Welshman Ncube

Secrétaire général du Mouvement pour le changement démocratique (MDC), Zimbabwe

Publié le 19 mars 2006 Lecture : 3 minutes.

L’unité du Mouvement pour le changement démocratique (MDC), parti d’opposition zimbabwéen, se fissure. Une faction sécessionniste a élu à sa tête un ancien leader étudiant, Arthur Mutambara. Professeur de robotique à l’étranger, ce dernier est rentré à la fin de février dans son pays pour contester la légitimité de Morgan Tsvangirai, président du mouvement. Welshman Ncube, 49 ans, secrétaire général de la branche du MDC dirigée dorénavant par Mutambara, a orchestré la scission.
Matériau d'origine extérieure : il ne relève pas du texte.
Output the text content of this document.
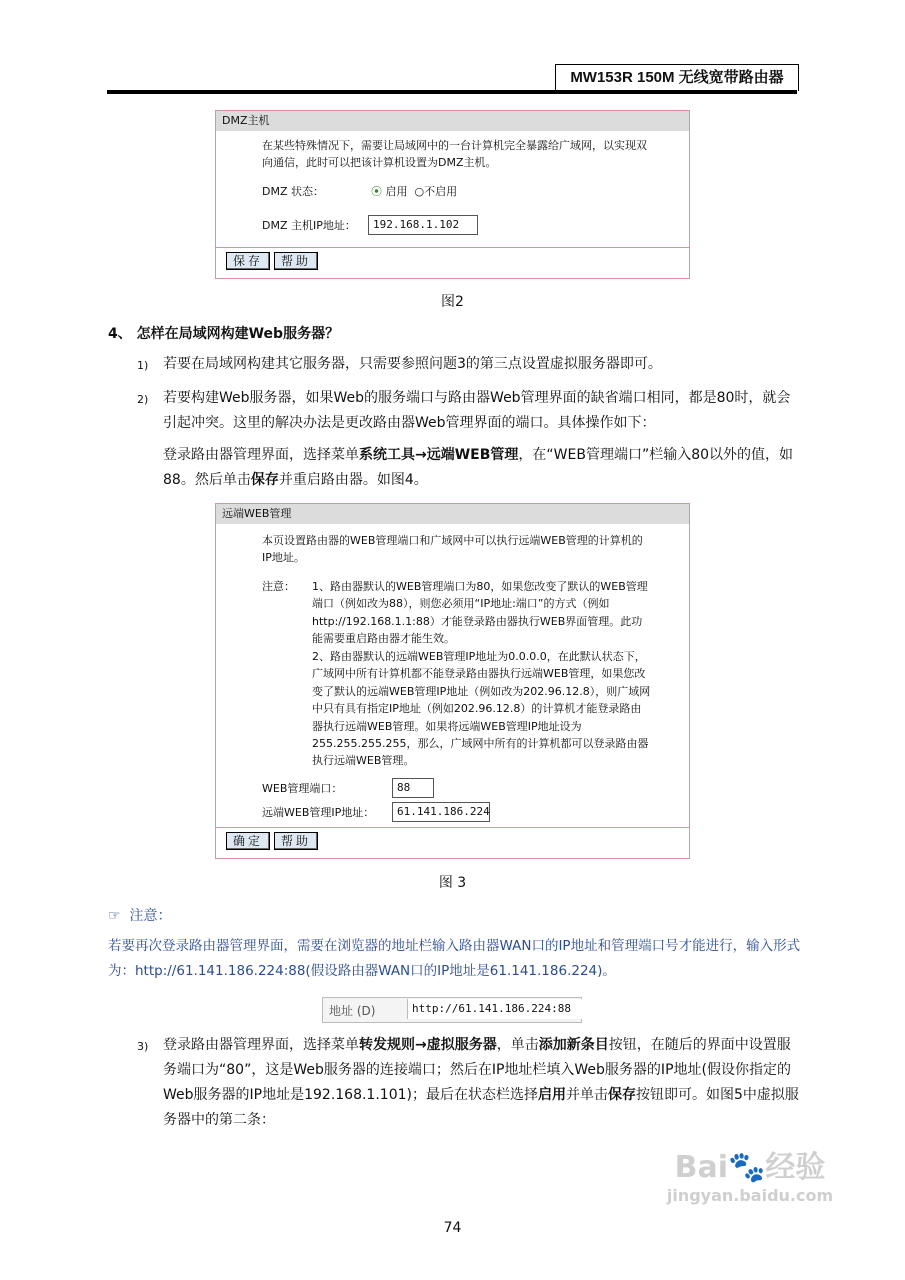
MW153R 150M 无线宽带路由器
DMZ主机
在某些特殊情况下，需要让局域网中的一台计算机完全暴露给广域网，以实现双向通信，此时可以把该计算机设置为DMZ主机。
DMZ 状态：	⦿ 启用 ○不启用
DMZ 主机IP地址：	192.168.1.102
保存 帮助
图2
4、 怎样在局域网构建Web服务器？
1) 若要在局域网构建其它服务器，只需要参照问题3的第三点设置虚拟服务器即可。
2) 若要构建Web服务器，如果Web的服务端口与路由器Web管理界面的缺省端口相同，都是80时，就会引起冲突。这里的解决办法是更改路由器Web管理界面的端口。具体操作如下：
登录路由器管理界面，选择菜单系统工具→远端WEB管理，在“WEB管理端口”栏输入80以外的值，如88。然后单击保存并重启路由器。如图4。
远端WEB管理
本页设置路由器的WEB管理端口和广域网中可以执行远端WEB管理的计算机的IP地址。
注意： 1、路由器默认的WEB管理端口为80，如果您改变了默认的WEB管理端口（例如改为88），则您必须用“IP地址:端口”的方式（例如http://192.168.1.1:88）才能登录路由器执行WEB界面管理。此功能需要重启路由器才能生效。
2、路由器默认的远端WEB管理IP地址为0.0.0.0，在此默认状态下，广域网中所有计算机都不能登录路由器执行远端WEB管理，如果您改变了默认的远端WEB管理IP地址（例如改为202.96.12.8），则广域网中只有具有指定IP地址（例如202.96.12.8）的计算机才能登录路由器执行远端WEB管理。如果将远端WEB管理IP地址设为255.255.255.255，那么，广域网中所有的计算机都可以登录路由器执行远端WEB管理。
WEB管理端口：	88
远端WEB管理IP地址：	61.141.186.224
确定 帮助
图 3
☞ 注意：
若要再次登录路由器管理界面，需要在浏览器的地址栏输入路由器WAN口的IP地址和管理端口号才能进行，输入形式为：http://61.141.186.224:88(假设路由器WAN口的IP地址是61.141.186.224)。
地址 (D)	http://61.141.186.224:88
3) 登录路由器管理界面，选择菜单转发规则→虚拟服务器，单击添加新条目按钮，在随后的界面中设置服务端口为“80”，这是Web服务器的连接端口；然后在IP地址栏填入Web服务器的IP地址(假设你指定的Web服务器的IP地址是192.168.1.101)；最后在状态栏选择启用并单击保存按钮即可。如图5中虚拟服务器中的第二条：
74
Bai🐾经验
jingyan.baidu.com
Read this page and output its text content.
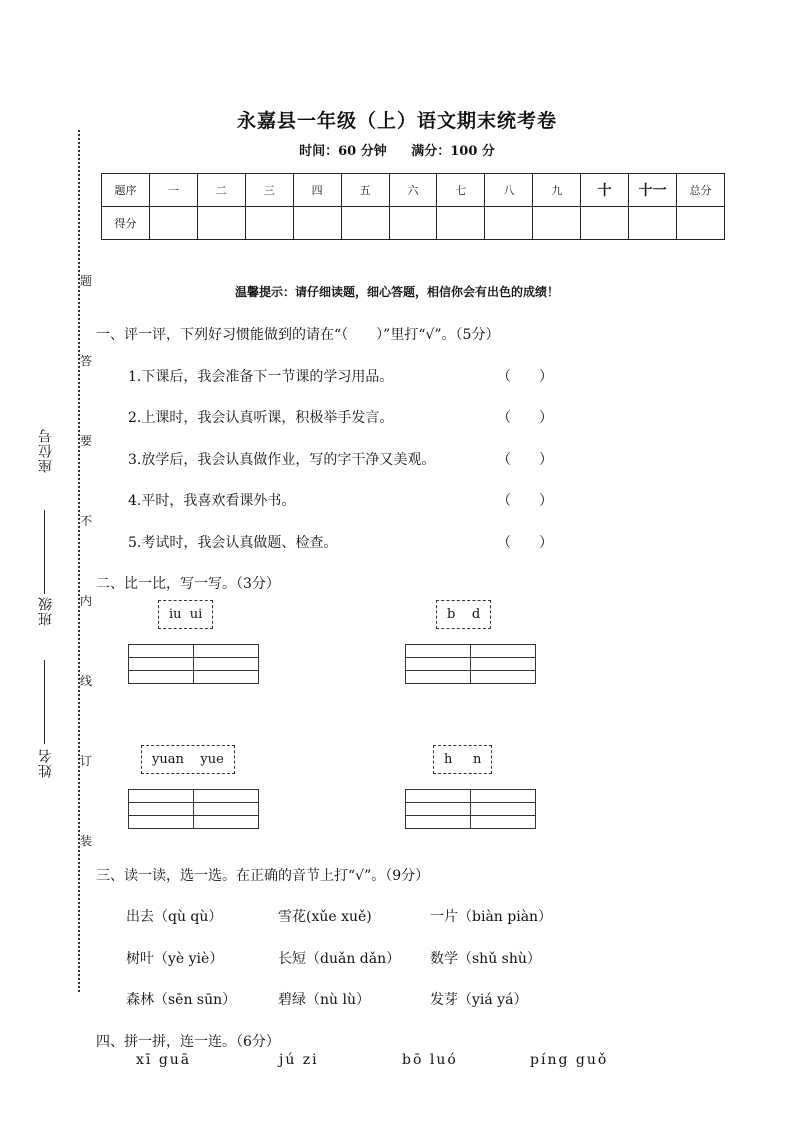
永嘉县一年级（上）语文期末统考卷
时间：60 分钟 满分：100 分
题序	一	二	三	四	五	六	七	八	九	十	十一	总分
得分												
题
答
要
不
内
线
订
装
座位号
班级
姓名
温馨提示：请仔细读题，细心答题，相信你会有出色的成绩！
一、评一评，下列好习惯能做到的请在“（　　）”里打“√”。（5分）
1.下课后，我会准备下一节课的学习用品。	（　　）
2.上课时，我会认真听课，积极举手发言。	（　　）
3.放学后，我会认真做作业，写的字干净又美观。	（　　）
4.平时，我喜欢看课外书。	（　　）
5.考试时，我会认真做题、检查。	（　　）
二、比一比，写一写。（3分）
iu  ui

		b    d

yuan    yue

		h     n

三、读一读，选一选。在正确的音节上打“√”。（9分）
出去（qù qù）	雪花(xǔe xuě)	一片（biàn piàn）
树叶（yè yiè）	长短（duǎn dǎn） 数学（shǔ shù）
森林（sēn sūn）	碧绿（nù lù）	发芽（yiá yá）
四、拼一拼，连一连。（6分）
xī guā	jú zi	bō luó	píng guǒ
Jeune Afrique : Pourquoi êtes-vous en désaccord avec Morgan Tsvangirai ?
Welshman Ncube : Nous dénonçons ses pratiques antidémocratiques. Le 12 octobre, le conseil national a décidé que le parti présenterait des candidats aux élections sénatoriales. Tsvangirai est passé outre la décision et a déclaré le boycottage. C’est inadmissible. Nous ne voulons pas remplacer Mugabe par un autre dictateur.
Morgan Tsvangirai semble pourtant avoir la légitimité historique pour lui
Le MDC est une création collective issue de syndicats et de mouvements de défense des droits de l’homme. Bien sûr, le nom de Tsvangirai est très connu, car nous l’avons promu pendant six ans. Rien ne nous empêche de faire la même chose avec un nouveau leader.
L’opposition se fait difficilement entendre au Zimbabwe. Cette scission ne va-t-elle pas l’affaiblir davantage ?
À court terme, oui. À long terme, il est plus efficace de réunir des gens qui croient aux mêmes valeurs. Depuis le 12 octobre, le MDC se consumait en luttes intestines. Il vaut mieux deux organisations cohérentes qu’un seul monstre qui se bat contre lui-même.
Pourquoi, selon vous, les oppositions africaines ont-elles souvent du mal à demeurer unies ?
L’absence de mécanismes institutionnels favorisant la contestation politique explique notre difficulté à exister. Nous en arrivons trop souvent à imiter le pouvoir en place. Au Zimbabwe, nous n’avons aucune culture démocratique. Quand Tsvangirai commence à copier Mugabe en niant les principes démocratiques de son parti, c’est que nous n’avons pas réussi à institutionnaliser ces valeurs.
Que pensez-vous de la réforme agraire menée par le président Mugabe ?
La réforme agraire était nécessaire. Mais Mugabe a utilisé le sentiment nationaliste des Zimbabwéens, au détriment de considérations agricoles, sociales et économiques.
Que pensez-vous de la diplomatie occidentale à l’encontre de votre pays ?
La Grande-Bretagne est tombée dans le piège tendu par Mugabe : présenter les problèmes du pays sous le prisme d’une guerre néocoloniale. Les Britanniques, en montant au créneau, ont donné l’impression qu’il s’agissait d’une histoire de Noirs contre Blancs. Ce n’était pas le cas. Plutôt que de dénoncer la réforme agraire, la communauté internationale aurait dû s’attaquer aux législations répressives mises en place par Mugabe.
Que pensez-vous de la diplomatie de Thabo Mbeki ?
La « diplomatie discrète » des Sud-Africains n’a pas fonctionné. Nous comprenons leur méthode et leurs contraintes. Mais Mugabe n’est pas le genre de dictateur qui accepte un règlement pacifique après une séance à huis clos. Un isolement collectif, de la part des Africains, pourrait forcer Mugabe à réformer. Mais s’il peut revendiquer un minimum de soutien de la part de ses pairs, c’est fini.
Robert Mugabe est populaire en Afrique. Le comprenez-vous ?
Il est capable de dire tout haut ce que d’autres pensent tout bas, d’exprimer le ressentiment des Africains contre les anciennes métropoles, l’échec de ces dernières à reconnaître les conséquences du colonialisme. Mais ses pairs ne sont pas fous et le laissent tout seul se mettre en porte-à-faux avec les bailleurs de fonds.